Rand virou o cavalo e olhou para onde o farejador apontava. Uma longa fileira de Mantos-brancos avançava devagar pelas colinas, indo em direção a eles.
— Lorde Rand — murmurou Hurin —, se aquele pessoal puser os olhos na Trombeta de Valere, nunca vamos conseguir chegar perto de uma Aes Sedai com ela. E nunca conseguiríamos pôr a mão nela.
— Talvez seja por isso que os Seanchan estão se reunindo — sugeriu Mat, esperançoso. — Por causa dos Mantos-brancos. Talvez não tenha nada a ver conosco.
— Não importa se tem ou não — a firmou Perrin, seco —, em alguns minutos acontecerá uma batalha aqui, neste lugar.
— E qualquer lado pode nos matar, mesmo que não veja a Trombeta. Se virem…
Rand não conseguia pensar nos Mantos-brancos ou nos Seanchan. Eu preciso voltar. Preciso . Percebeu que olhava fixamente para a Trombeta de Valere. Todos olhavam. A trombeta dourada, com suas voltas, pendia do cepilho da sela de Mat. Todos os olhos estavam voltados para ela.
— Ela precisa estar no lugar da última batalha — lembrou Mat, umedecendo os lábios. — Mas nada diz que ela não pode ser usada antes. — Ele puxou e soltou a amarração da Trombeta e olhou para eles, nervoso. — Nada diz que ela não pode ser usada.
Ninguém mais falou uma palavra. Rand achava que não seria capaz de falar. Os próprios pensamentos eram urgentes demais para deixar espaço para a fala. Eu preciso voltar . Preciso voltar . Quanto mais olhava para a Trombeta, mais urgentes os pensamentos ficavam. Preciso. Preciso .

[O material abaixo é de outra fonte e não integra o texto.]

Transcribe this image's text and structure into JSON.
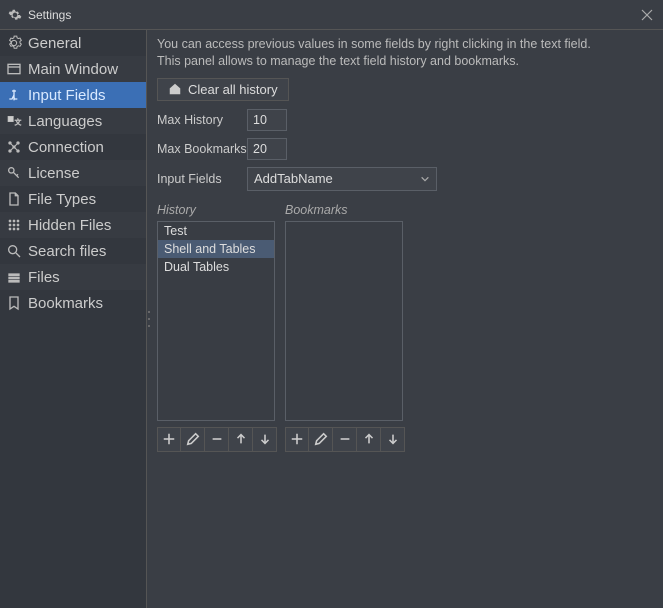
{
  "window": {
    "title": "Settings"
  },
  "sidebar": {
    "items": [
      {
        "label": "General"
      },
      {
        "label": "Main Window"
      },
      {
        "label": "Input Fields"
      },
      {
        "label": "Languages"
      },
      {
        "label": "Connection"
      },
      {
        "label": "License"
      },
      {
        "label": "File Types"
      },
      {
        "label": "Hidden Files"
      },
      {
        "label": "Search files"
      },
      {
        "label": "Files"
      },
      {
        "label": "Bookmarks"
      }
    ],
    "selected_index": 2
  },
  "panel": {
    "description_line1": "You can access previous values in some fields by right clicking in the text field.",
    "description_line2": "This panel allows to manage the text field history and bookmarks.",
    "clear_label": "Clear all history",
    "max_history_label": "Max History",
    "max_history_value": "10",
    "max_bookmarks_label": "Max Bookmarks",
    "max_bookmarks_value": "20",
    "input_fields_label": "Input Fields",
    "input_fields_value": "AddTabName",
    "history_label": "History",
    "bookmarks_label": "Bookmarks",
    "history_items": [
      {
        "label": "Test"
      },
      {
        "label": "Shell and Tables"
      },
      {
        "label": "Dual Tables"
      }
    ],
    "history_selected_index": 1
  }
}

Com a mão trêmula, Mat levou a Trombeta aos lábios.
Ele tocou uma nota límpida, dourada como a Trombeta. As árvores ao redor pareceram ressoar com ela, assim como o chão sob seus pés e o céu acima. Aquele longo som englobava o mundo inteiro.
Do nada, surgiu uma névoa. A princípio, eram apenas fiapos pairando no ar, então ficaram maiores, até que a terra estava coberta de nuvens.
Geofram Bornhald se endireitou na sela quando ouviu o som, tão doce que quis rir, tão triste que quis chorar. Parecia vir de todas as direções. Um nevoeiro começou a surgir, crescendo a olhos vistos.
Os Seanchan. Estão tentando alguma coisa. Sabem que estamos aqui .
Era cedo demais, e a cidade ainda estava muito longe, mas ele sacou a espada. Um retinir de bainhas percorreu a fileira de sua meia legião. Ele anunciou:
— Legião, avançar em trote!
Àquela altura, a névoa cobria tudo. Mas Bornhald sabia que Falme ainda estava lá, à frente. O som dos cavalos aumentou. Não conseguia vê-los, mas podia ouvir.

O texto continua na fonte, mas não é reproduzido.